Dustin: I can assign you something, if you want.
Me: Yeah. Maybe?
At that point, Dustin smiled and his eyes turned black and the next thing I remember is waking up the next morning with a hangover and a message formed out of canned bread ordering me to WRITE ABOUT THE BIG BANG THEORY FINALE.
Sorry, where was I? Oh yes, the actual episode. It worked just fine, even for someone who hasn’t seen the show in years. They hit all the right notes for a celebration-style finale: it still felt, functionally, like an episode of the show, they threw in the requisite cameos for beloved recurring characters, and everyone got some version of a happy ending. Considering how difficult it is to end a long-running television show (see Thrones, Game of), it was certainly a successful, fitting ending for the long-running sitcom.
But there was one thing they did that was a genuine surprise, and it came in the opening credits:
For those of you not counting, that was twelve credited writers. They gave credit for the finale to every writer on staff.

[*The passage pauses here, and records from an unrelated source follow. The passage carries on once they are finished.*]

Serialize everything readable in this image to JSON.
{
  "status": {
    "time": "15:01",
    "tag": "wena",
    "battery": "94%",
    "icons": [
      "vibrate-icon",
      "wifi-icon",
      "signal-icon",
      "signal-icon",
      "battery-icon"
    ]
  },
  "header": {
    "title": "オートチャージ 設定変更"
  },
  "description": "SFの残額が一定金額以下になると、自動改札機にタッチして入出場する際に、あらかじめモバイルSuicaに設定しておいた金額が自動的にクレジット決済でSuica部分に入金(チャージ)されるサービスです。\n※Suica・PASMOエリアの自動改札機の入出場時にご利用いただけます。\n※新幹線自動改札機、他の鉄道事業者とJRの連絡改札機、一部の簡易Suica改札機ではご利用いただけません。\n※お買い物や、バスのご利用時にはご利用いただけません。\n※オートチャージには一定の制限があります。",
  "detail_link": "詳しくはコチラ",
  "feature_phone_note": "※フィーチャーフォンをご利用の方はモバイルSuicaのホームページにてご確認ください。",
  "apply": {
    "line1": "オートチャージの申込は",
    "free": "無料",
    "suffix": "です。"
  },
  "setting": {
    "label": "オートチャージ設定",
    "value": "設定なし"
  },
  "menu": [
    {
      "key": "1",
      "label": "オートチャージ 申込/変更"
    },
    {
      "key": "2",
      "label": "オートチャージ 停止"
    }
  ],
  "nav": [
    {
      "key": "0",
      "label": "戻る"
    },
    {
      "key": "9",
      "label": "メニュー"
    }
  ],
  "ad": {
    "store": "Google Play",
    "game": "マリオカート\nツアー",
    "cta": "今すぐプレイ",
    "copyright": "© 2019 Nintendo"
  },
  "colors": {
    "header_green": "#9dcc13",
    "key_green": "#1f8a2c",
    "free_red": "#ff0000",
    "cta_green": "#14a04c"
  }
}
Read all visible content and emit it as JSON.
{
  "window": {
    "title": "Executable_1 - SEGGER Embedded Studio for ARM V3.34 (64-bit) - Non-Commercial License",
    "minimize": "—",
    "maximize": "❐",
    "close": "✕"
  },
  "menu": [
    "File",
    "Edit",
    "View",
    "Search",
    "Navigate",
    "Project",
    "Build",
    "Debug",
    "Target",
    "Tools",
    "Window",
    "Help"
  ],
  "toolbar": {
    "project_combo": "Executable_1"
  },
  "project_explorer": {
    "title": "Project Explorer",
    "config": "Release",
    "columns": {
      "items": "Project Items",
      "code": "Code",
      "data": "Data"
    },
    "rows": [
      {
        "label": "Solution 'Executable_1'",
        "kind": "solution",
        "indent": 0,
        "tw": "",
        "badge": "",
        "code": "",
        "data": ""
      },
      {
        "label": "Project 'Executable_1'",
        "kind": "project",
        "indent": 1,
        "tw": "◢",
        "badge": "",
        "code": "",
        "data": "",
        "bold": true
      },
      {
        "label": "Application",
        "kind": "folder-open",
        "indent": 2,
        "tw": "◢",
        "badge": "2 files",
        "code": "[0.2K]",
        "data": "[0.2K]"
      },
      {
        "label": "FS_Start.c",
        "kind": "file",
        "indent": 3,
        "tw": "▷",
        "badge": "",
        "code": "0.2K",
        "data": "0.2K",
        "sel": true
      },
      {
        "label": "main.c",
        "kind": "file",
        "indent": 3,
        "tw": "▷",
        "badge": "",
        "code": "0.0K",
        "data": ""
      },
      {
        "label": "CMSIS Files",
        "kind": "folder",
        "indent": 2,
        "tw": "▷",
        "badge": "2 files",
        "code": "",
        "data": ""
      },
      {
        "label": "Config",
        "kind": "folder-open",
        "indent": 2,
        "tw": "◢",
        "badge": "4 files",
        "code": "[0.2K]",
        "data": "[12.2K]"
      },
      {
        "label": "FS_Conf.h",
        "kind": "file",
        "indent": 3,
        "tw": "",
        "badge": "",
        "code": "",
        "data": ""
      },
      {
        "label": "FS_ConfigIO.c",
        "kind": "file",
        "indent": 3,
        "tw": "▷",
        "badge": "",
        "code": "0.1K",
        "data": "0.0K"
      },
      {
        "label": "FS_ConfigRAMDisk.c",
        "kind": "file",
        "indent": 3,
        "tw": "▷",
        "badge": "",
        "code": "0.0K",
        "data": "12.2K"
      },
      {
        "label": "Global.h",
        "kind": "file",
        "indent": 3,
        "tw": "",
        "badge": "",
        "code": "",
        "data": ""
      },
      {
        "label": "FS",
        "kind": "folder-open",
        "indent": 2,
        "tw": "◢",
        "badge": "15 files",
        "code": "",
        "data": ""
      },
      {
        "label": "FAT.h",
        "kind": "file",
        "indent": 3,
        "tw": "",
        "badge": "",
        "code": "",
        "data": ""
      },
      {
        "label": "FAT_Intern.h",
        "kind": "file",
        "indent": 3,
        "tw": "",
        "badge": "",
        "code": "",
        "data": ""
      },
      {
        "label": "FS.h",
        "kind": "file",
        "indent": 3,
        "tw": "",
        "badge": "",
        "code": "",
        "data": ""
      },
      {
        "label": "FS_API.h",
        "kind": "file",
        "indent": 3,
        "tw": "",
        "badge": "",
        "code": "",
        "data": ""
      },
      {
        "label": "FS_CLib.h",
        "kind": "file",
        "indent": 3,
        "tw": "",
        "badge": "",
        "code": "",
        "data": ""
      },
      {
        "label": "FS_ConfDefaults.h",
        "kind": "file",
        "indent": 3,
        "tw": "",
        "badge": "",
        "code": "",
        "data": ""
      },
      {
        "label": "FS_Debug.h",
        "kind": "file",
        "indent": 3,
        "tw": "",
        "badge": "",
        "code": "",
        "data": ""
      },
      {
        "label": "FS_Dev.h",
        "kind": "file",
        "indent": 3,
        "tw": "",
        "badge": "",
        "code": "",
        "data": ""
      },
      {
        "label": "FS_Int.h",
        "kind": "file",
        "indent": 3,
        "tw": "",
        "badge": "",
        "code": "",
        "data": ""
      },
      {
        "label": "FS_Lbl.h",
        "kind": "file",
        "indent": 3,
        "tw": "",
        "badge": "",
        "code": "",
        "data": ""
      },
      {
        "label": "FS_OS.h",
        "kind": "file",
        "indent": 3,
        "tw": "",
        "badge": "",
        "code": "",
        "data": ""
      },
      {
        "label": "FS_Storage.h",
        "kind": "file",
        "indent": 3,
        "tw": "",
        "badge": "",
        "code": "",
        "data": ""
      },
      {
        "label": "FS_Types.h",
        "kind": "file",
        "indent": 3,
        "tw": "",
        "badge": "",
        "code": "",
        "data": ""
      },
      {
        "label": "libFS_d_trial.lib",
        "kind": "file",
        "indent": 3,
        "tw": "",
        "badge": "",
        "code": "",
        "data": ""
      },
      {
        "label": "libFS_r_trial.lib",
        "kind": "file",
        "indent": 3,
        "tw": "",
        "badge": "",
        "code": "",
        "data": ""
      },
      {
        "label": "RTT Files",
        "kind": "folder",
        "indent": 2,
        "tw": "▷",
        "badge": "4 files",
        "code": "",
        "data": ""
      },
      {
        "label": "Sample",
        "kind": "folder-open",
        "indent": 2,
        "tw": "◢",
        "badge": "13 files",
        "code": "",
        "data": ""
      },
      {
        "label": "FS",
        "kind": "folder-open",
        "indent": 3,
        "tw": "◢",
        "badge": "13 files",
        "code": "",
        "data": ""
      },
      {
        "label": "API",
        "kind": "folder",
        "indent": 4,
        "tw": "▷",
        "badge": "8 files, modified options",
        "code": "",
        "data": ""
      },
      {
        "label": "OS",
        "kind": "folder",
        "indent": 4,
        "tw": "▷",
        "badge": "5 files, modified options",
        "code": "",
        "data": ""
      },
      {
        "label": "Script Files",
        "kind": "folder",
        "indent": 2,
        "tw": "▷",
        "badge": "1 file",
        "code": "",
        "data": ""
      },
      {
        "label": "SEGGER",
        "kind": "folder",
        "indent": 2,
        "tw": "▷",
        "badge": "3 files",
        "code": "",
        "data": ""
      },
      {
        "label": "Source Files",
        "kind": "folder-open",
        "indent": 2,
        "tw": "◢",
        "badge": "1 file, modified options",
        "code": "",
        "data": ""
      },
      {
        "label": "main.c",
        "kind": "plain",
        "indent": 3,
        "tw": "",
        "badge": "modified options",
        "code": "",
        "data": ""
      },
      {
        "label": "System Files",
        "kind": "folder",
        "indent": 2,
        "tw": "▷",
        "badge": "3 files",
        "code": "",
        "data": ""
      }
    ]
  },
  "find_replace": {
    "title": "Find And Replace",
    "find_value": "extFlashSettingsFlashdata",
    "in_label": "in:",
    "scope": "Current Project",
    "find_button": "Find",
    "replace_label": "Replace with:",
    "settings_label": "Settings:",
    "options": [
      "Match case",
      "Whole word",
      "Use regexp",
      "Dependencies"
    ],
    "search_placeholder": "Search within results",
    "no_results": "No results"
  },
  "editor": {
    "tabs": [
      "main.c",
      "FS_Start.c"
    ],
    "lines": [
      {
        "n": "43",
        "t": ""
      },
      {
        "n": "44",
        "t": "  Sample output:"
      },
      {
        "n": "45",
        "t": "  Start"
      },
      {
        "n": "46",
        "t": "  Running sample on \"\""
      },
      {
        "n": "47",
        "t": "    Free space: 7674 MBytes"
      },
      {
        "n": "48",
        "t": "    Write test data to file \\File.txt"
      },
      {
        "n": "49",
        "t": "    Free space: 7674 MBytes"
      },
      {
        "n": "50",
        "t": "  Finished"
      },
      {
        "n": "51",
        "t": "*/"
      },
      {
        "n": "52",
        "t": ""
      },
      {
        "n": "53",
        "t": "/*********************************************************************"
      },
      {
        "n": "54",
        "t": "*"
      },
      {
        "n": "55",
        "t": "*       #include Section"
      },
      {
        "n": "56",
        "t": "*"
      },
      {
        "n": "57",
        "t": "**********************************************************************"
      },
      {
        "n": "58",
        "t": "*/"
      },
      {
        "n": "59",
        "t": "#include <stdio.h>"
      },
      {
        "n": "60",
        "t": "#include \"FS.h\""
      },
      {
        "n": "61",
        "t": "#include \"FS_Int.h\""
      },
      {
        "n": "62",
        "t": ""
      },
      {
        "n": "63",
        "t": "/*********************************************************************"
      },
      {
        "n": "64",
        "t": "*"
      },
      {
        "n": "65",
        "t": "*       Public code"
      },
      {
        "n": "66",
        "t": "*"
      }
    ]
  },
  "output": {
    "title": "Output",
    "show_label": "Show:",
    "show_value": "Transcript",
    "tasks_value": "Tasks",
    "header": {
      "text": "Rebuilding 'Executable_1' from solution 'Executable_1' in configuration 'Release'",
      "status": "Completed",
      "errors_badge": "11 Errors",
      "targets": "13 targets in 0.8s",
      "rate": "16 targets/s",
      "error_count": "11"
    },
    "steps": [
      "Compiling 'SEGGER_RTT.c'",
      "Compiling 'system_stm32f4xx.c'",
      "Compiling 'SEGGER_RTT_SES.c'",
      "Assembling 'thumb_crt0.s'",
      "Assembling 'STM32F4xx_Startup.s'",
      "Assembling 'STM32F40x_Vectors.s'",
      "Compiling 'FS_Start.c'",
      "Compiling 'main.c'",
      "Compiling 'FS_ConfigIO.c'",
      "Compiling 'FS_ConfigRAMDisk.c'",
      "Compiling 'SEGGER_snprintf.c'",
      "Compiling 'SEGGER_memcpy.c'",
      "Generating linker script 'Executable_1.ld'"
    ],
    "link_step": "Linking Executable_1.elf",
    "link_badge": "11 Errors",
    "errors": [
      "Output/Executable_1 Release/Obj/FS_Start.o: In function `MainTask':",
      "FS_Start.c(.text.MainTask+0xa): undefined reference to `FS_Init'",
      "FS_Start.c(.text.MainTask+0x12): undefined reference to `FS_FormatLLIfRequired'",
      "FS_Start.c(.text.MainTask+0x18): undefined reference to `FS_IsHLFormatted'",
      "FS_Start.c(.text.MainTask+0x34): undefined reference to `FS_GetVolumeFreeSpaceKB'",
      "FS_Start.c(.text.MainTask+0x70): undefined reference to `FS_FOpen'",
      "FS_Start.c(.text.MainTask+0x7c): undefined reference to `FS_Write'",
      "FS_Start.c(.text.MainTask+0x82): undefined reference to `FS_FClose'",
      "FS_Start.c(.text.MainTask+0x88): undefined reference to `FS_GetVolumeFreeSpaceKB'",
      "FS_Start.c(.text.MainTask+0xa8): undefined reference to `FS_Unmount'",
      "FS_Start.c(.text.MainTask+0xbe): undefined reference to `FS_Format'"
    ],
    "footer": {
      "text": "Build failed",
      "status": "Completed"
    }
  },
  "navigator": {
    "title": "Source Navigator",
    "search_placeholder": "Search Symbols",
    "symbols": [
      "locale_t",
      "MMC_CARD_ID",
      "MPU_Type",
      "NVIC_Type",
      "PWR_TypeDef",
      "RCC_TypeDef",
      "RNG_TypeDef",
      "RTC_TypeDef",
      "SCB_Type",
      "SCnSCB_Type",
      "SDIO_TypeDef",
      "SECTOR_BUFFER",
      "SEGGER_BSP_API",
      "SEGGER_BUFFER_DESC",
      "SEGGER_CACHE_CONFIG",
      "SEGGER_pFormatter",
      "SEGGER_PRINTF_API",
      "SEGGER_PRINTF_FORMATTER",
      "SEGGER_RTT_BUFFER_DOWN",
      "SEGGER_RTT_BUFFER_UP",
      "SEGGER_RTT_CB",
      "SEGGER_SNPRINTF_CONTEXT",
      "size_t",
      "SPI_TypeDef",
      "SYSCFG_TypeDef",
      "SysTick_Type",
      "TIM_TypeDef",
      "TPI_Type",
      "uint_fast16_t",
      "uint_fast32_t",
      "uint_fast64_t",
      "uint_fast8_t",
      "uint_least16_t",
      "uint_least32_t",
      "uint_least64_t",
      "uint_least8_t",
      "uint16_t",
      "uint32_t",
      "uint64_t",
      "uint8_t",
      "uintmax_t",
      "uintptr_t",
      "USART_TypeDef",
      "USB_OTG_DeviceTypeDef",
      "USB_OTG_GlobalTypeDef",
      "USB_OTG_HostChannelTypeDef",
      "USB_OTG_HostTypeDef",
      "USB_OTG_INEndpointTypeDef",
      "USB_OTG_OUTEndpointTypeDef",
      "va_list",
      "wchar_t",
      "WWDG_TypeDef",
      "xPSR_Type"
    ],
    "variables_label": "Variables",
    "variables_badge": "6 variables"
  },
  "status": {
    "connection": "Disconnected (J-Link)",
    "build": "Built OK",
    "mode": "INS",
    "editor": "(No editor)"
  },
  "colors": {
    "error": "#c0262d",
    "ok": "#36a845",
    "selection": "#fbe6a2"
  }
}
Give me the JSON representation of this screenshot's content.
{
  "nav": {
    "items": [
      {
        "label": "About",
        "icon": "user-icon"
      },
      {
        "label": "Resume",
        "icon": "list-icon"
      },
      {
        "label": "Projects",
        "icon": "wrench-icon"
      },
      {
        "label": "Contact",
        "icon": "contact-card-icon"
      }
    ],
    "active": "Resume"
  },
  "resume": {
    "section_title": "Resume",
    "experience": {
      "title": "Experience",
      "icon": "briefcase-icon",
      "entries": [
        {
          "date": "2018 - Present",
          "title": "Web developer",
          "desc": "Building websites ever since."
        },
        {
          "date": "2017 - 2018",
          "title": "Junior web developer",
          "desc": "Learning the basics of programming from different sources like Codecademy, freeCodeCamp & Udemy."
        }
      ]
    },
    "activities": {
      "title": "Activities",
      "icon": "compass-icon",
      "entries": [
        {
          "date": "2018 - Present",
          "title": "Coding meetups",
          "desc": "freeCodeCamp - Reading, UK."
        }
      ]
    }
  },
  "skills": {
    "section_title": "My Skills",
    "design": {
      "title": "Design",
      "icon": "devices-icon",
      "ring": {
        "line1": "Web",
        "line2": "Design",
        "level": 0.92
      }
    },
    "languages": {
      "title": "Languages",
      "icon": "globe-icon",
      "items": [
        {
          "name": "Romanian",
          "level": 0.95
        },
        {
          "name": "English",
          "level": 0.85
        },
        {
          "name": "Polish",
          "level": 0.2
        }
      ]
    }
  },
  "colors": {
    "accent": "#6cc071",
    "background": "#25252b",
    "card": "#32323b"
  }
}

This just isn’t something that happens.
Series finales are almost always written by the showrunner. Which, on some level, makes sense — after all, the showrunner is usually the one who has the best grasp on what the show is, and almost certainly has a clear vision of what the ending should look and feel like. And even when the finale is entrusted to someone else on staff, it’s an upper-level writer who has, by that point, earned the trust of the showrunner, the network, and the fans.
But you just don’t see twelve credited writers on anything, ever. Even on a multi-camera comedy like The Big Bang Theory, where everyone has a hand in every script (and Chuck Lorre has stated in the past that episodes are written in the room, meaning they work together on every single script, rather than having one or two writers write the first draft before having the others give notes/pitch jokes to improve it), credit is handed off from writer to writer, rather than shared by everyone at once. But this time, for the last time, every writer on the show got to have their name attached to the elusive “Written By” title card.
Ultimately, by sharing the credit (and the money, as on-screen credit is tied to script fees and residual payments), the gesture served as a nice reminder of the level of collaboration that goes into television, and that even when the success of a show is credited to a select few — the creators, the stars, the high-level producers — everyone had a hand in the end product, and here, everyone gets to be recognized for that, one last time. It’s a sentiment that’s paralleled by the ending the finale itself, as Sheldon throws out his self-centered Nobel Prize acceptance speech so he can thank and recognize his friends, hitting us with the familiar-yet-valuable lesson that nobody accomplishes anything alone.
Fans of the show will no doubt remember the finale for the happy ending for the characters, or their favorite jokes, or that last, final image of the whole gang sitting in the living room together, eating Chinese takeout, as Barenaked Ladies plays them out.
But I’m going to remember those writing credits, and that little hat tip to the fact that indeed, nobody, not even insanely powerful television showrunners, accomplishes anything alone.